Is A River Alive? By Robert Macfarlane. 2025. London, Hamish Hamilton, an imprint of Penguin Books. 375pp. Hardback £25.00
Readers will have probably heard of this book as it was the Book of Week during early 2025. It was written by the author over three and a half years having visited three main rivers, one in Ecuador, one in India and one in Canada. The author is a Fellow of Emmanuel College Cambridge, and has written or co-authored nine other books.
However for this book he has other co-authors, as he says ‘I wish to say plainly’… ‘written with the rivers that run through its pages….They are my co-authors.’ He also wishes to make it clear that he refers to rivers as living, as in ‘river who flow’, rather than river that flow.
Macfarlane has as his main aim to fathom out ‘Is a river alive’. He also questions ‘Does a forest have a mind?’, for he is forever in forests through which rivers flow.

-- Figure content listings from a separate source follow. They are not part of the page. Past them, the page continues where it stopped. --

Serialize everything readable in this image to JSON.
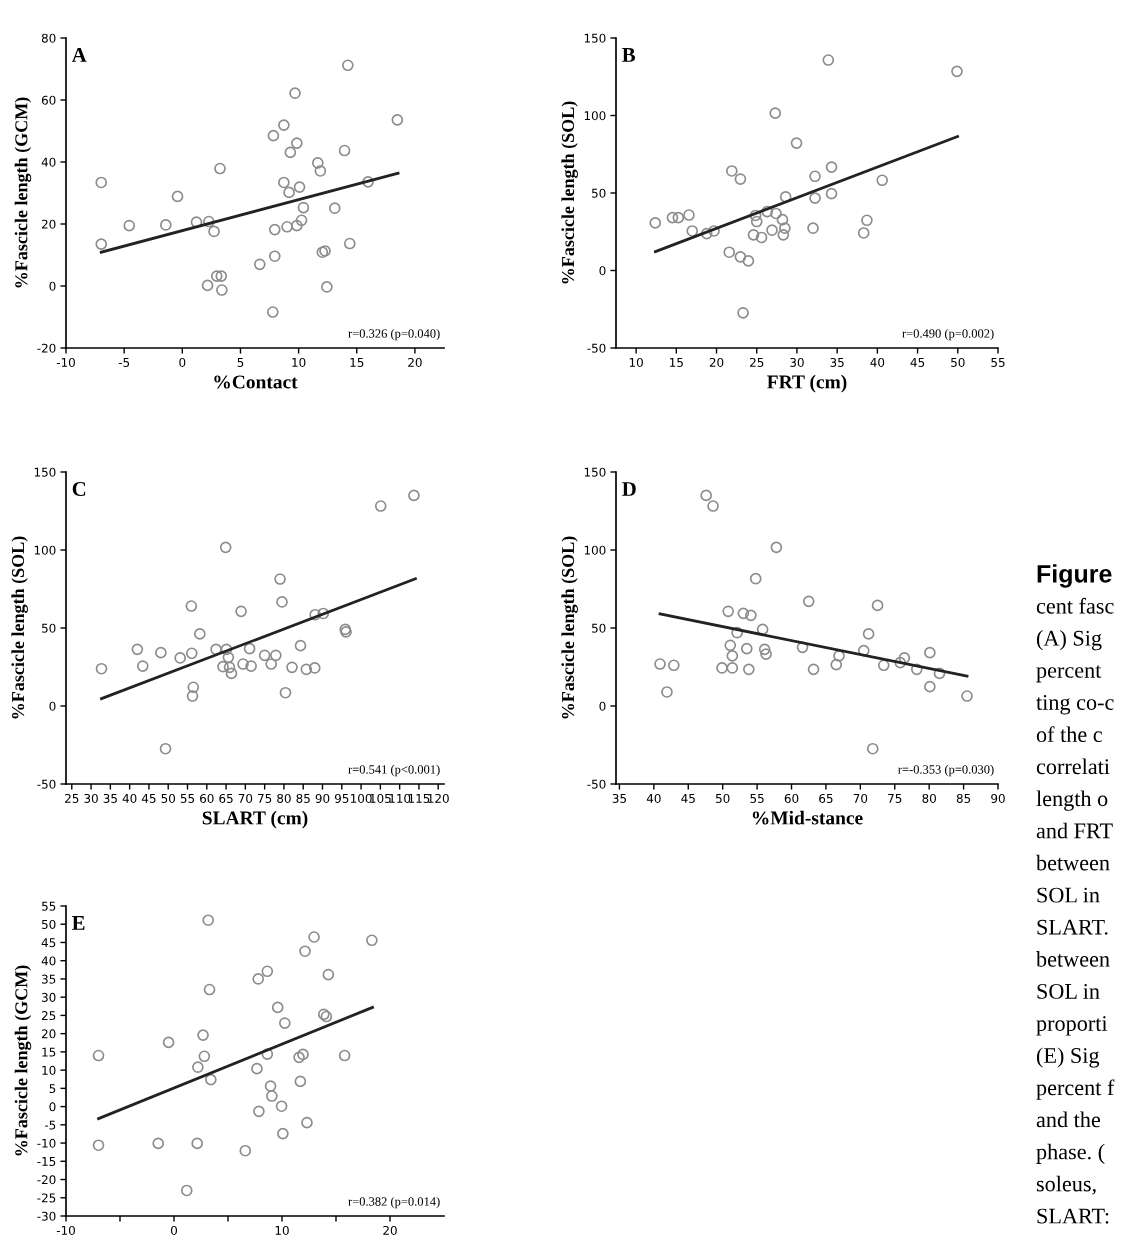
{
  "chart_data": [
    {
      "type": "scatter",
      "xlabel": "%Contact",
      "ylabel": "%Fascicle length (GCM)",
      "xlim": [
        -10,
        22.5
      ],
      "xticks": [
        -10,
        -5,
        0,
        5,
        10,
        15,
        20
      ],
      "ylim": [
        -20,
        80
      ],
      "yticks": [
        -20,
        0,
        20,
        40,
        60,
        80
      ],
      "grid": false,
      "annotations": [
        "A",
        "r=0.326 (p=0.040)"
      ],
      "series": [
        {
          "type": "scatter",
          "marker": "circle",
          "color": "#8c8c8c",
          "x": [
            -6.97,
            -6.97,
            -4.56,
            -1.42,
            -0.41,
            1.22,
            2.28,
            2.73,
            3.24,
            2.17,
            2.96,
            3.35,
            3.4,
            6.66,
            7.78,
            7.83,
            7.95,
            7.95,
            8.73,
            8.73,
            9.18,
            9.01,
            9.29,
            9.69,
            9.85,
            9.85,
            10.08,
            10.25,
            10.41,
            11.65,
            11.87,
            12.04,
            12.27,
            12.43,
            13.11,
            13.95,
            14.23,
            14.4,
            15.97,
            18.49
          ],
          "values": [
            33.4,
            13.5,
            19.5,
            19.7,
            28.9,
            20.6,
            20.8,
            17.6,
            37.9,
            0.2,
            3.2,
            3.2,
            -1.3,
            7.0,
            -8.4,
            48.5,
            18.2,
            9.6,
            51.9,
            33.4,
            30.2,
            19.1,
            43.1,
            62.2,
            46.1,
            19.5,
            31.9,
            21.2,
            25.3,
            39.7,
            37.1,
            10.9,
            11.3,
            -0.3,
            25.1,
            43.7,
            71.2,
            13.7,
            33.6,
            53.6
          ]
        },
        {
          "type": "line",
          "color": "#222222",
          "x": [
            -6.97,
            18.55
          ],
          "values": [
            10.9,
            36.4
          ]
        }
      ]
    },
    {
      "type": "scatter",
      "xlabel": "FRT (cm)",
      "ylabel": "%Fascicle length (SOL)",
      "xlim": [
        7.5,
        55
      ],
      "xticks": [
        10,
        15,
        20,
        25,
        30,
        35,
        40,
        45,
        50,
        55
      ],
      "ylim": [
        -50,
        150
      ],
      "yticks": [
        -50,
        0,
        50,
        100,
        150
      ],
      "grid": false,
      "annotations": [
        "B",
        "r=0.490 (p=0.002)"
      ],
      "series": [
        {
          "type": "scatter",
          "marker": "circle",
          "color": "#8c8c8c",
          "x": [
            12.38,
            14.52,
            15.25,
            16.57,
            16.98,
            18.78,
            19.69,
            21.58,
            21.9,
            22.97,
            22.97,
            23.96,
            23.3,
            24.6,
            24.86,
            25.0,
            25.6,
            26.3,
            26.9,
            27.3,
            27.4,
            28.2,
            28.3,
            28.5,
            28.6,
            29.95,
            32.0,
            32.25,
            32.25,
            33.9,
            34.3,
            34.3,
            38.3,
            38.7,
            40.6,
            49.9
          ],
          "values": [
            30.7,
            34.1,
            34.1,
            35.8,
            25.5,
            23.8,
            25.5,
            11.8,
            64.2,
            59.0,
            8.8,
            6.2,
            -27.3,
            23.0,
            35.5,
            31.6,
            21.3,
            38.0,
            26.0,
            101.5,
            36.8,
            32.8,
            23.0,
            27.3,
            47.5,
            82.2,
            27.3,
            60.8,
            46.7,
            135.8,
            66.7,
            49.6,
            24.2,
            32.4,
            58.2,
            128.5
          ]
        },
        {
          "type": "line",
          "color": "#222222",
          "x": [
            12.4,
            49.98
          ],
          "values": [
            12.2,
            86.5
          ]
        }
      ]
    },
    {
      "type": "scatter",
      "xlabel": "SLART (cm)",
      "ylabel": "%Fascicle length (SOL)",
      "xlim": [
        23.5,
        121.5
      ],
      "xticks": [
        25,
        30,
        35,
        40,
        45,
        50,
        55,
        60,
        65,
        70,
        75,
        80,
        85,
        90,
        95,
        100,
        105,
        110,
        115,
        120
      ],
      "ylim": [
        -50,
        150
      ],
      "yticks": [
        -50,
        0,
        50,
        100,
        150
      ],
      "grid": false,
      "annotations": [
        "C",
        "r=0.541 (p<0.001)"
      ],
      "series": [
        {
          "type": "scatter",
          "marker": "circle",
          "color": "#8c8c8c",
          "x": [
            32.7,
            42.0,
            43.4,
            48.1,
            49.3,
            53.1,
            56.0,
            56.1,
            56.5,
            56.3,
            58.2,
            62.4,
            64.2,
            64.9,
            65.1,
            65.6,
            65.9,
            66.4,
            68.9,
            69.4,
            71.1,
            71.5,
            75.0,
            76.7,
            77.9,
            79.0,
            79.5,
            80.4,
            82.1,
            84.3,
            85.8,
            88.0,
            88.1,
            90.2,
            95.9,
            96.1,
            105.1,
            113.7
          ],
          "values": [
            23.9,
            36.3,
            25.6,
            34.2,
            -27.4,
            30.8,
            64.1,
            33.8,
            12.0,
            6.4,
            46.2,
            36.3,
            25.2,
            101.7,
            36.3,
            31.2,
            24.8,
            20.9,
            60.7,
            26.9,
            36.8,
            25.6,
            32.5,
            26.9,
            32.5,
            81.4,
            66.7,
            8.5,
            24.8,
            38.7,
            23.5,
            24.4,
            58.5,
            59.3,
            49.1,
            47.5,
            128.2,
            135.0
          ]
        },
        {
          "type": "line",
          "color": "#222222",
          "x": [
            32.7,
            114.1
          ],
          "values": [
            4.7,
            81.6
          ]
        }
      ]
    },
    {
      "type": "scatter",
      "xlabel": "%Mid-stance",
      "ylabel": "%Fascicle length (SOL)",
      "xlim": [
        34.5,
        90
      ],
      "xticks": [
        35,
        40,
        45,
        50,
        55,
        60,
        65,
        70,
        75,
        80,
        85,
        90
      ],
      "ylim": [
        -50,
        150
      ],
      "yticks": [
        -50,
        0,
        50,
        100,
        150
      ],
      "grid": false,
      "annotations": [
        "D",
        "r=-0.353 (p=0.030)"
      ],
      "series": [
        {
          "type": "scatter",
          "marker": "circle",
          "color": "#8c8c8c",
          "x": [
            40.9,
            41.9,
            42.9,
            47.6,
            48.6,
            49.9,
            50.8,
            51.1,
            51.4,
            51.4,
            52.1,
            53.0,
            53.5,
            53.8,
            54.1,
            54.8,
            55.8,
            56.1,
            56.3,
            57.8,
            61.6,
            62.5,
            63.2,
            66.5,
            66.9,
            70.5,
            71.2,
            71.8,
            72.5,
            73.4,
            75.8,
            76.4,
            78.2,
            80.1,
            80.1,
            81.5,
            85.5
          ],
          "values": [
            26.9,
            9.0,
            26.1,
            135.0,
            128.2,
            24.4,
            60.7,
            38.9,
            32.1,
            24.4,
            47.0,
            59.4,
            36.8,
            23.5,
            58.1,
            81.6,
            49.1,
            36.3,
            33.3,
            101.7,
            37.6,
            67.1,
            23.5,
            26.5,
            32.1,
            35.5,
            46.2,
            -27.4,
            64.5,
            26.1,
            27.8,
            30.8,
            23.5,
            34.2,
            12.4,
            20.9,
            6.4
          ]
        },
        {
          "type": "line",
          "color": "#222222",
          "x": [
            40.9,
            85.5
          ],
          "values": [
            59.0,
            19.2
          ]
        }
      ]
    },
    {
      "type": "scatter",
      "ylabel": "%Fascicle length (GCM)",
      "xlim": [
        -10,
        25
      ],
      "xticks": [
        -10,
        {
          "value": -5,
          "label": null
        },
        0,
        {
          "value": 5,
          "label": null
        },
        10,
        {
          "value": 15,
          "label": null
        },
        20
      ],
      "ylim": [
        -30,
        55
      ],
      "yticks": [
        -30,
        -25,
        -20,
        -15,
        -10,
        -5,
        0,
        5,
        10,
        15,
        20,
        25,
        30,
        35,
        40,
        45,
        50,
        55
      ],
      "grid": false,
      "annotations": [
        "E",
        "r=0.382 (p=0.014)"
      ],
      "series": [
        {
          "type": "scatter",
          "marker": "circle",
          "color": "#8c8c8c",
          "x": [
            -6.99,
            -6.99,
            -1.46,
            -0.5,
            1.18,
            2.15,
            2.21,
            2.69,
            2.81,
            3.17,
            3.29,
            3.41,
            6.6,
            7.68,
            7.8,
            7.86,
            8.64,
            8.64,
            8.94,
            9.06,
            9.6,
            9.96,
            10.08,
            10.26,
            11.58,
            11.7,
            11.94,
            12.13,
            12.31,
            12.97,
            13.87,
            14.11,
            14.29,
            15.8,
            18.32
          ],
          "values": [
            14.0,
            -10.6,
            -10.1,
            17.6,
            -23.0,
            -10.1,
            10.8,
            19.6,
            13.8,
            51.1,
            32.1,
            7.4,
            -12.1,
            10.4,
            35.0,
            -1.3,
            37.1,
            14.4,
            5.6,
            2.9,
            27.2,
            0.1,
            -7.4,
            22.9,
            13.5,
            6.9,
            14.3,
            42.6,
            -4.4,
            46.5,
            25.3,
            24.7,
            36.2,
            14.0,
            45.6
          ]
        },
        {
          "type": "line",
          "color": "#222222",
          "x": [
            -6.99,
            18.38
          ],
          "values": [
            -3.3,
            27.2
          ]
        }
      ]
    },
    {
      "type": "other",
      "title": "Figure",
      "annotations": [
        "cent fasc",
        "(A) Sig",
        "percent",
        "ting co-c",
        "of the c",
        "correlati",
        "length o",
        "and FRT",
        "between",
        "SOL in",
        "SLART.",
        "between",
        "SOL in",
        "proporti",
        "(E) Sig",
        "percent f",
        "and the",
        "phase. (",
        "soleus,",
        "SLART:"
      ]
    }
  ]
}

He reminds us that we are all living in a watershed. Too true. Most villages, towns and cities are based around an original water source, and he refers to London’s now lost rivers, ‘ghost rivers’ 20 lost in London, others in New York….. These are ‘imprisoned’ rivers that have died. In Europe over one million barriers he says have been erected over watercourses, and he says that the body of water contained in the Three Gorges dam in China has ‘measurably slowed the rotation of the Earth’. There are copious references (and index), though not attributed to particular texts, three maps and a few black and white photographs.
So in this book we have more on the impact of man on the ecology of watersheds and the demise of rivers, and the people that live in the forest, than the nitty-gritty answers of are these rivers alive, are forests mindful, and is there any evidence of sentience by the rivers?
The author spends a lot of time with people of the forests, how they have endured the loss of forest, gold-mining, logging, expropriation, draining of wetlands and forests, canalisation….. etc. Some of his contacts with people are described in a verbatim manner, better for the radio, than in a book and not addressing the core questions.
I would like to have the author cut to the chase with the results of his investigations. I would have like to have seen more on the evidence of sentience rather than the plight of people in the forests subjected to loss of their intimate environment which has been told many times over. Yes, people in watersheds have always revered the water, just like sun and stars as stable entities. Yes, rivers are essentially alive. Most keep on flowing. It’s what they do.
As for my own experience I have travelled the Amazon and its tributaries and am aware of its vagaries and its persistence, and need, and obligation to flow (melting snow water). It certainly has presence, standing and one has to be very respectful, and it makes its presence irrevocably known. Sure it is a living body of water and you need to be aware of that.
Rivers are given the right to flow by us, not to be abstracted or polluted. If they are to be ‘protected’ in the world we have chosen to live in, we have to speak for them as they do not have a voice. It is our anthropomorphic choice and we have chosen that avenue to protect one of our natural assets; an essential one.